ENCODE never seriously considered the possibility that most of their sites have no function. We now know this was a serious error that tainted their conclusions. It's very common for papers to be retracted when the authors make mistakes that invalidate their conclusions. I'm sure we aren't going to see any retractions but it would be really nice if Nature (and Science) would at least publish an article admitting that they were duped by Ewan Birney and the other ENCODE researchers.

1. Brendan Maher published an online news article on the Nature website on Sept. 6, 2012. He acknowledges that many of us were highly critical of the ENCODE hype but he still defends the idea that much of the genome is functional (Fighting about ENCODE and junk). In that post, he claims that at least 20% of the genome could be devoted to regulation.

ENCODE Project Consortium (2012) An integrated encyclopedia of DNA elements in the human genome. Nature, 489:57-74. [doi: 10.1038/nature11247]

Maher, B. (2012) The Human Encycleopedia. Nature, 489:46-48. [PDF]

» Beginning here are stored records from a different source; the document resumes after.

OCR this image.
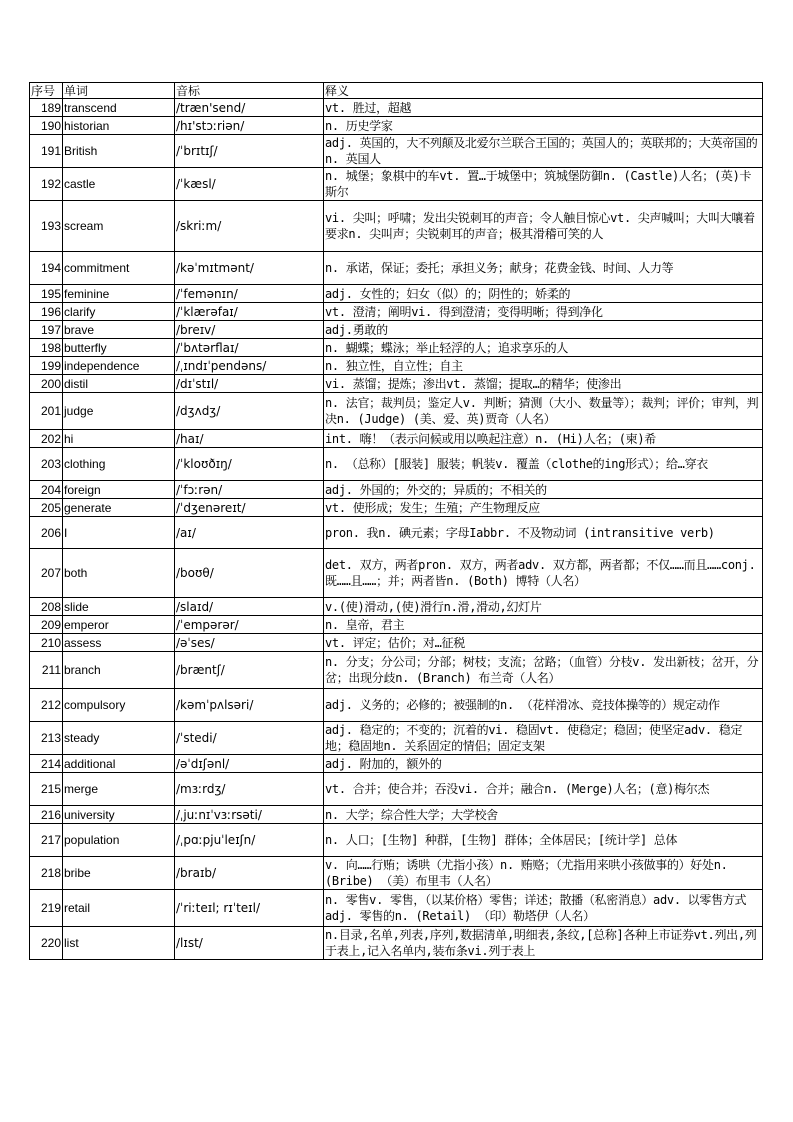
序号	单词	音标	释义
189	transcend	/træn'send/	vt. 胜过，超越

190	historian	/hɪ'stɔːriən/	n. 历史学家

191	British	/ˈbrɪtɪʃ/	adj. 英国的，大不列颠及北爱尔兰联合王国的；英国人的；英联邦的；大英帝国的n. 英国人

192	castle	/ˈkæsl/	n. 城堡；象棋中的车vt. 置…于城堡中；筑城堡防御n. (Castle)人名；(英)卡斯尔

193	scream	/skriːm/	vi. 尖叫；呼啸；发出尖锐刺耳的声音；令人触目惊心vt. 尖声喊叫；大叫大嚷着要求n. 尖叫声；尖锐刺耳的声音；极其滑稽可笑的人

194	commitment	/kəˈmɪtmənt/	n. 承诺，保证；委托；承担义务；献身；花费金钱、时间、人力等

195	feminine	/ˈfemənɪn/	adj. 女性的；妇女（似）的；阴性的；娇柔的

196	clarify	/ˈklærəfaɪ/	vt. 澄清；阐明vi. 得到澄清；变得明晰；得到净化

197	brave	/breɪv/	adj.勇敢的

198	butterfly	/ˈbʌtərflaɪ/	n. 蝴蝶；蝶泳；举止轻浮的人；追求享乐的人

199	independence	/ˌɪndɪˈpendəns/	n. 独立性，自立性；自主

200	distil	/dɪˈstɪl/	vi. 蒸馏；提炼；渗出vt. 蒸馏；提取…的精华；使渗出

201	judge	/dʒʌdʒ/	n. 法官；裁判员；鉴定人v. 判断；猜测（大小、数量等）；裁判；评价；审判，判决n. (Judge) (美、爱、英)贾奇（人名）

202	hi	/haɪ/	int. 嗨！（表示问候或用以唤起注意）n. (Hi)人名；(柬)希

203	clothing	/ˈkloʊðɪŋ/	n. （总称）[服装] 服装；帆装v. 覆盖（clothe的ing形式）；给…穿衣

204	foreign	/ˈfɔːrən/	adj. 外国的；外交的；异质的；不相关的

205	generate	/ˈdʒenəreɪt/	vt. 使形成；发生；生殖；产生物理反应

206	I	/aɪ/	pron. 我n. 碘元素；字母Iabbr. 不及物动词 (intransitive verb)

207	both	/boʊθ/	det. 双方，两者pron. 双方，两者adv. 双方都，两者都；不仅……而且……conj. 既……且……；并；两者皆n. (Both) 博特（人名）

208	slide	/slaɪd/	v.(使)滑动,(使)滑行n.滑,滑动,幻灯片

209	emperor	/ˈempərər/	n. 皇帝，君主

210	assess	/əˈses/	vt. 评定；估价；对…征税

211	branch	/bræntʃ/	n. 分支；分公司；分部；树枝；支流；岔路；（血管）分枝v. 发出新枝；岔开，分岔；出现分歧n. (Branch) 布兰奇（人名）

212	compulsory	/kəmˈpʌlsəri/	adj. 义务的；必修的；被强制的n. （花样滑冰、竞技体操等的）规定动作

213	steady	/ˈstedi/	adj. 稳定的；不变的；沉着的vi. 稳固vt. 使稳定；稳固；使坚定adv. 稳定地；稳固地n. 关系固定的情侣；固定支架

214	additional	/əˈdɪʃənl/	adj. 附加的，额外的

215	merge	/mɜːrdʒ/	vt. 合并；使合并；吞没vi. 合并；融合n. (Merge)人名；(意)梅尔杰

216	university	/ˌjuːnɪˈvɜːrsəti/	n. 大学；综合性大学；大学校舍

217	population	/ˌpɑːpjuˈleɪʃn/	n. 人口；[生物] 种群，[生物] 群体；全体居民；[统计学] 总体

218	bribe	/braɪb/	v. 向……行贿；诱哄（尤指小孩）n. 贿赂；（尤指用来哄小孩做事的）好处n. (Bribe) （美）布里韦（人名）

219	retail	/ˈriːteɪl; rɪˈteɪl/	n. 零售v. 零售，（以某价格）零售；详述；散播（私密消息）adv. 以零售方式adj. 零售的n. (Retail) （印）勒塔伊（人名）

220	list	/lɪst/	n.目录,名单,列表,序列,数据清单,明细表,条纹,[总称]各种上市证券vt.列出,列于表上,记入名单内,装布条vi.列于表上
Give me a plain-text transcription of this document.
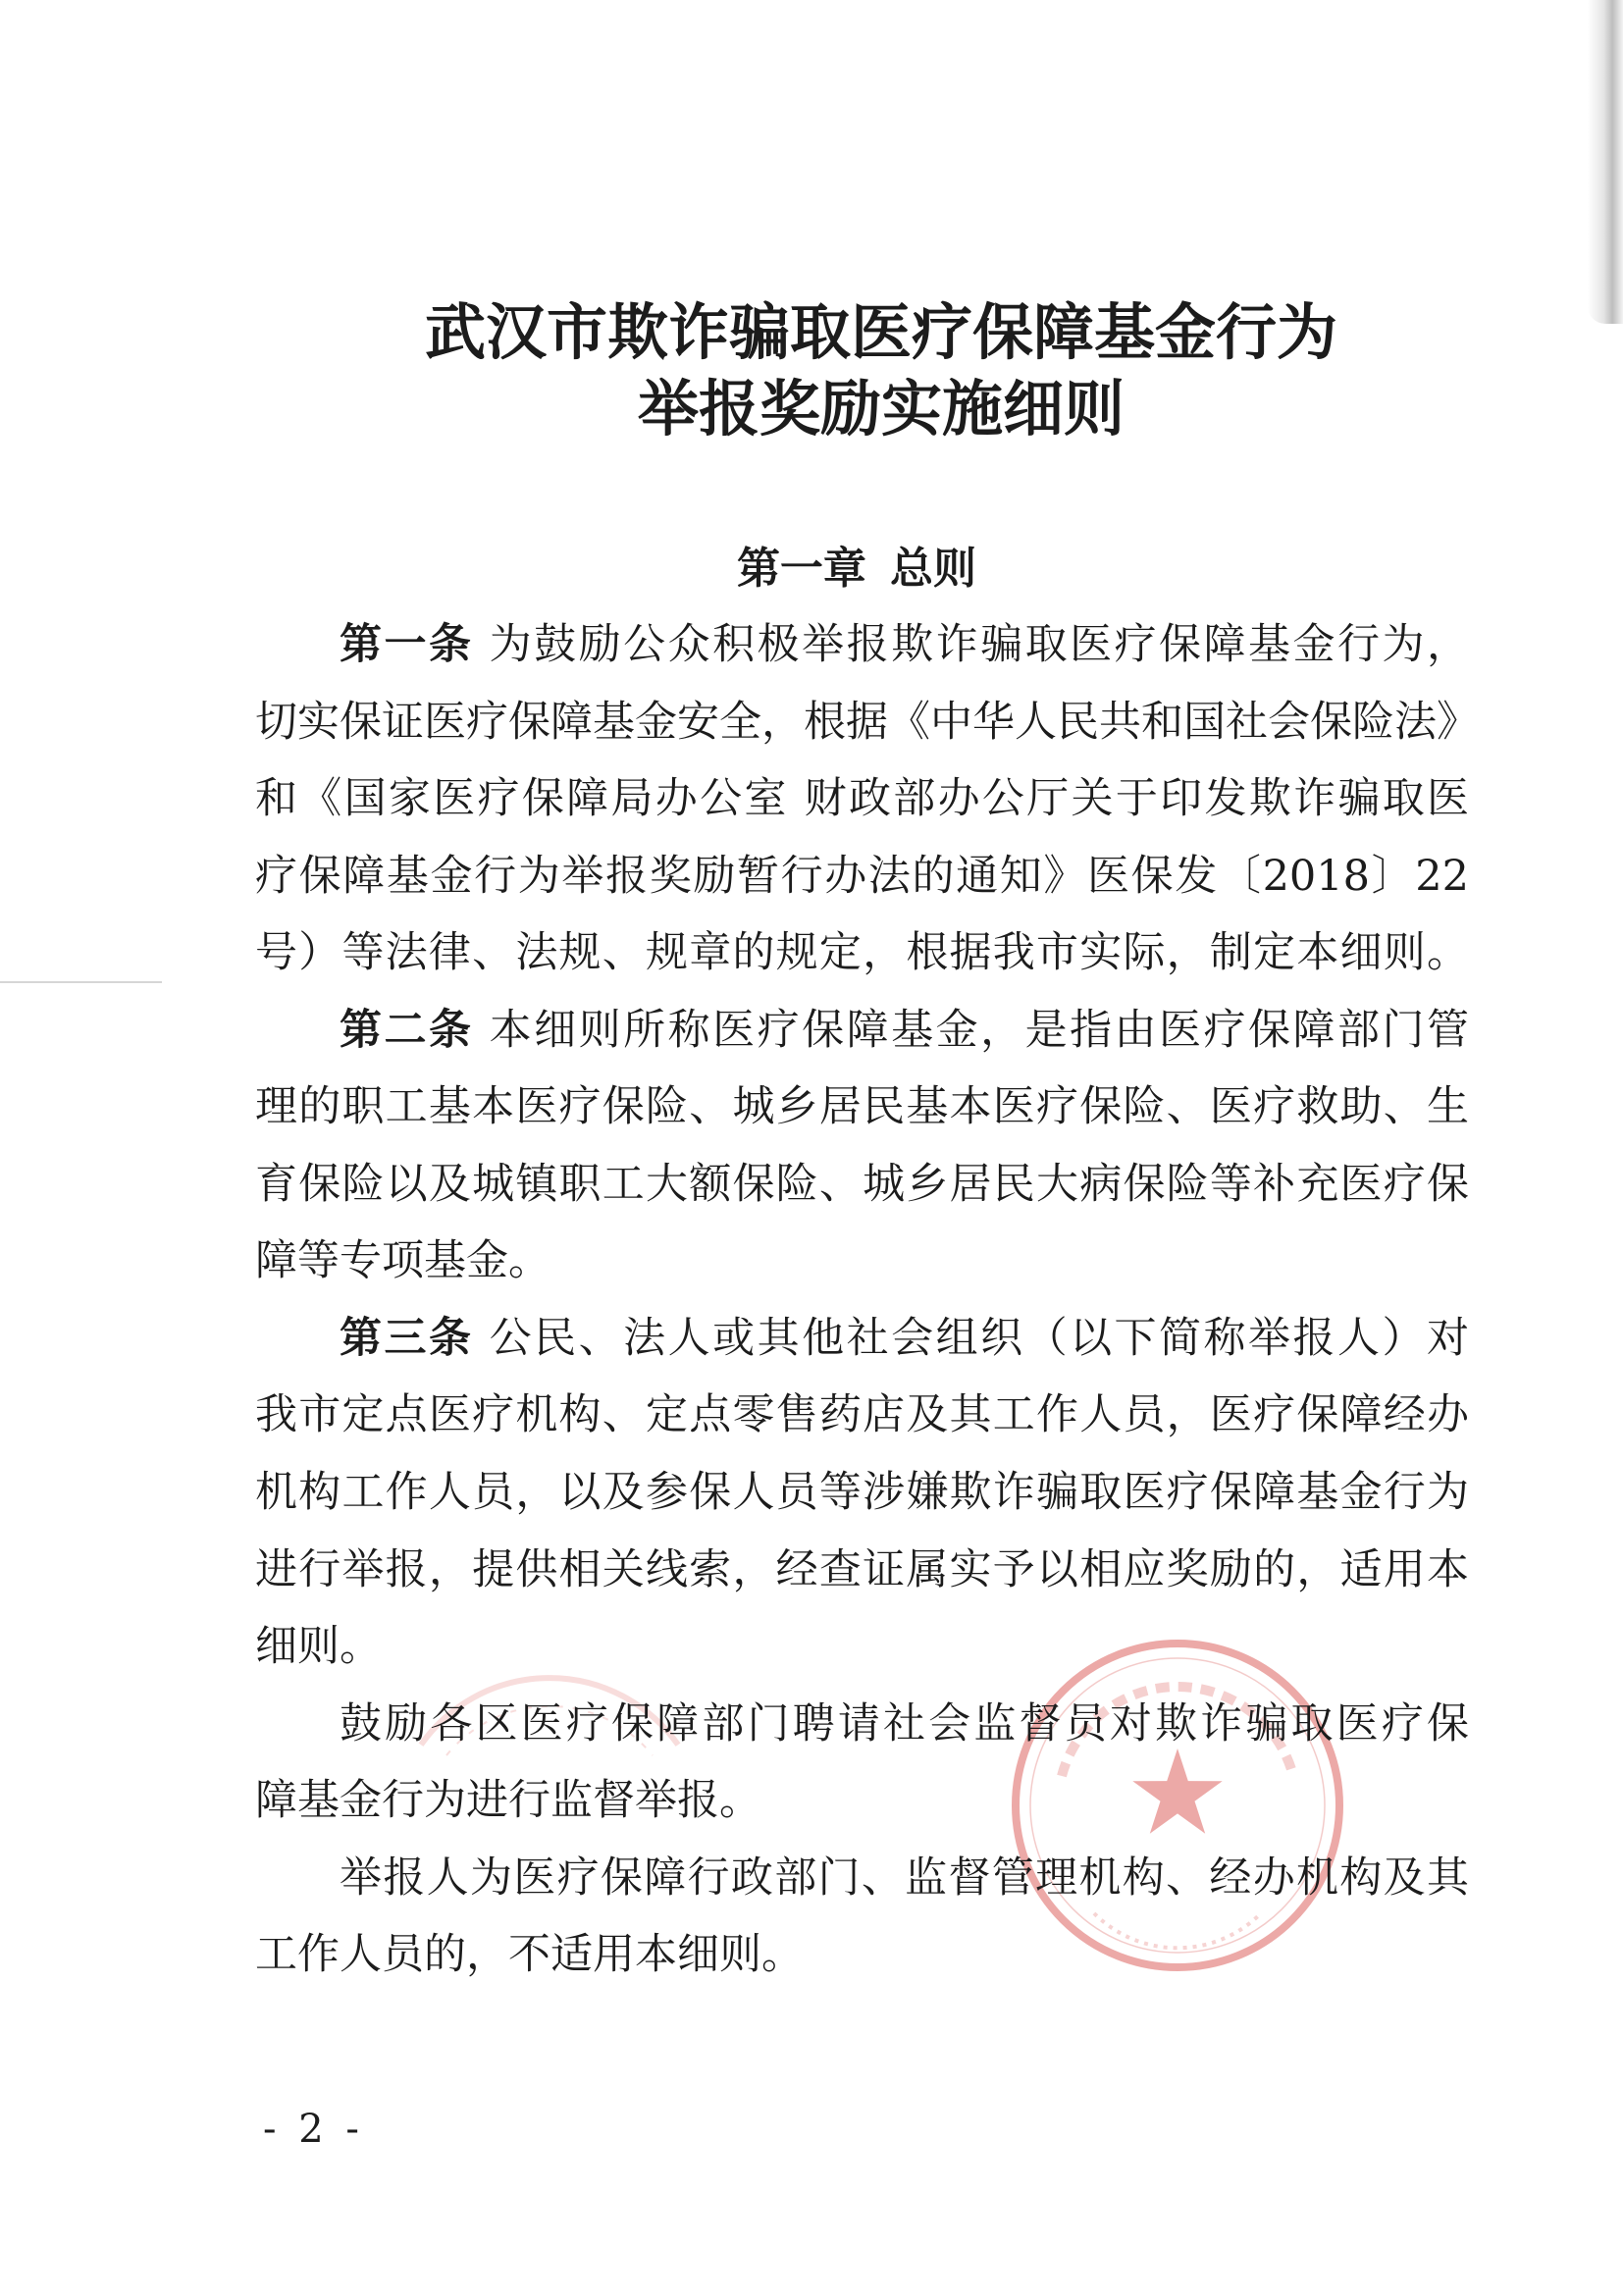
武汉市欺诈骗取医疗保障基金行为
举报奖励实施细则
第一章 总则
第一条 为鼓励公众积极举报欺诈骗取医疗保障基金行为，
切实保证医疗保障基金安全，根据《中华人民共和国社会保险法》
和《国家医疗保障局办公室 财政部办公厅关于印发欺诈骗取医
疗保障基金行为举报奖励暂行办法的通知》医保发〔2018〕22
号）等法律、法规、规章的规定，根据我市实际，制定本细则。
第二条 本细则所称医疗保障基金，是指由医疗保障部门管
理的职工基本医疗保险、城乡居民基本医疗保险、医疗救助、生
育保险以及城镇职工大额保险、城乡居民大病保险等补充医疗保
障等专项基金。
第三条 公民、法人或其他社会组织（以下简称举报人）对
我市定点医疗机构、定点零售药店及其工作人员，医疗保障经办
机构工作人员，以及参保人员等涉嫌欺诈骗取医疗保障基金行为
进行举报，提供相关线索，经查证属实予以相应奖励的，适用本
细则。
鼓励各区医疗保障部门聘请社会监督员对欺诈骗取医疗保
障基金行为进行监督举报。
举报人为医疗保障行政部门、监督管理机构、经办机构及其
工作人员的，不适用本细则。
- 2 -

Zuckerkandl, E. and Pauling, L. (1965) in EVOLVING GENES AND PROTEINS, V. Bryson and H.J. Vogel eds. Academic Press, New York NY USA


  1. I was under the impression that Birney and Stamatoyannopoulos did issue a retraction of sorts. In a subsequent paper they said that by 'function' they didn't mean what everyone else meant by 'function'

    1. @lantog I believe you're thinking of

      Defining functional DNA elements in the human genome

      It's not a retraction per se, but they definitely seemed to soften their position (especially in comparison to the hype-building interviews that a small number of the ENCODE researchers gave to the media back in 2012) regarding how much of the human genome must be functional. For example:

      "Thus, unanswered questions related to biological noise, along with differences in the resolution, sensitivity, and activity level of the corresponding assays, help to explain divergent estimates of the portion of the human genome encoding functional elements. Nevertheless, they do not account for the entire gulf between constrained regions and biochemical activity. Our analysis revealed a vast portion of the genome that appears to be evolving neutrally according to our metrics, even though it shows reproducible biochemical activity, which we previously referred to as “biochemically active but selectively neutral” (68). It could be argued that some of these regions are unlikely to serve critical functions, especially those with lower-level biochemical signal. However, we also acknowledge substantial limitations in our current detection of constraint, given that some human-specific functions are essential but not conserved and that disease-relevant regions need not be selectively constrained to be functional. Despite these limitations, all three approaches [genetic, evolutionary, and biochemical - Dave] are needed to complete the unfinished process of inferring functional DNA elements, specifying their boundaries, and defining what functions they serve at molecular, cellular, and organismal levels."

    2. In analogy to a "notpology", that is a "nottraction".